In 2007, Sargent gave a graduation speech at his alma mater, UC Berkeley, and gave the students a list of lessons. I found three of them interesting and relevant.

Everyone responds to incentives, including people you want to help. That is why social safety nets don’t always end up working as intended.

When a government spends, its citizens eventually pay, either today or tomorrow, either through explicit taxes or implicit ones like inflation.

It is feasible for one generation to shift costs to subsequent ones. That is what national government debts and the U.S. social security system do.

So what about the Nobel choice?

There is no doubt that both of these men had a strong influence on the economics profession, although it’s easier to point to the direct application of Sims’ contribution. I thought Hausman and others would be the first in line for any prize given in econometrics, but both Sargent and Sims are well known in the economics profession. Also, the Nobel committee’s sensitivity to the current macro troubles all around the world probably played some part in the timing of this prize.
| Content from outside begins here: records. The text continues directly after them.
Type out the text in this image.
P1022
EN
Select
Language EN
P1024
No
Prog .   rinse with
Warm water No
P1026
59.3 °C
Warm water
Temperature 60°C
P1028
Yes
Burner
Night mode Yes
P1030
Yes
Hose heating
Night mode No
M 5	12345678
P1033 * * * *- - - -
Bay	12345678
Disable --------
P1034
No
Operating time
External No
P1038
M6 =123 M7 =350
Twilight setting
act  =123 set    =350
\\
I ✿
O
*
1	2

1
Both of them have advised some notable students in economics, including Lars Hansen. Another joint student of theirs, Robert Litterman, said of the prize, “It’s amazing and well deserved. It’s great to see both of them get it. And it gives appropriate recognition to the University of Minnesota economics department and its long tradition of excellence.”

I have personally benefited from VARs. I used them when I worked in Wall Street to forecast various economic variables. At the time, my firm was using a very bad inflation model and I improved our forecasting ability with a VAR model. More recently, I wrote a paper about an inflation-hedged portfolio that would be useful for investors, and Sims was gracious in helping me understand the properties of the out-of-sample estimation.

So is that it?

Economists have made strides to understand macroeconomics and policy, yet, there is still so much to figure out. We more or less know the short-term effects of certain policies, like tax cuts and government spending and Fed’s actions on interest rates. However, we are less sure of the long-term effects and more work needs to be done in this area. I believe that too few economists focus on the really important issues of macroeconomics, partly because they are very difficult and partly because they aren’t always “in fashion”.

For more information on the winners:

Finally, congratulations to these winners and their pursuit of knowledge.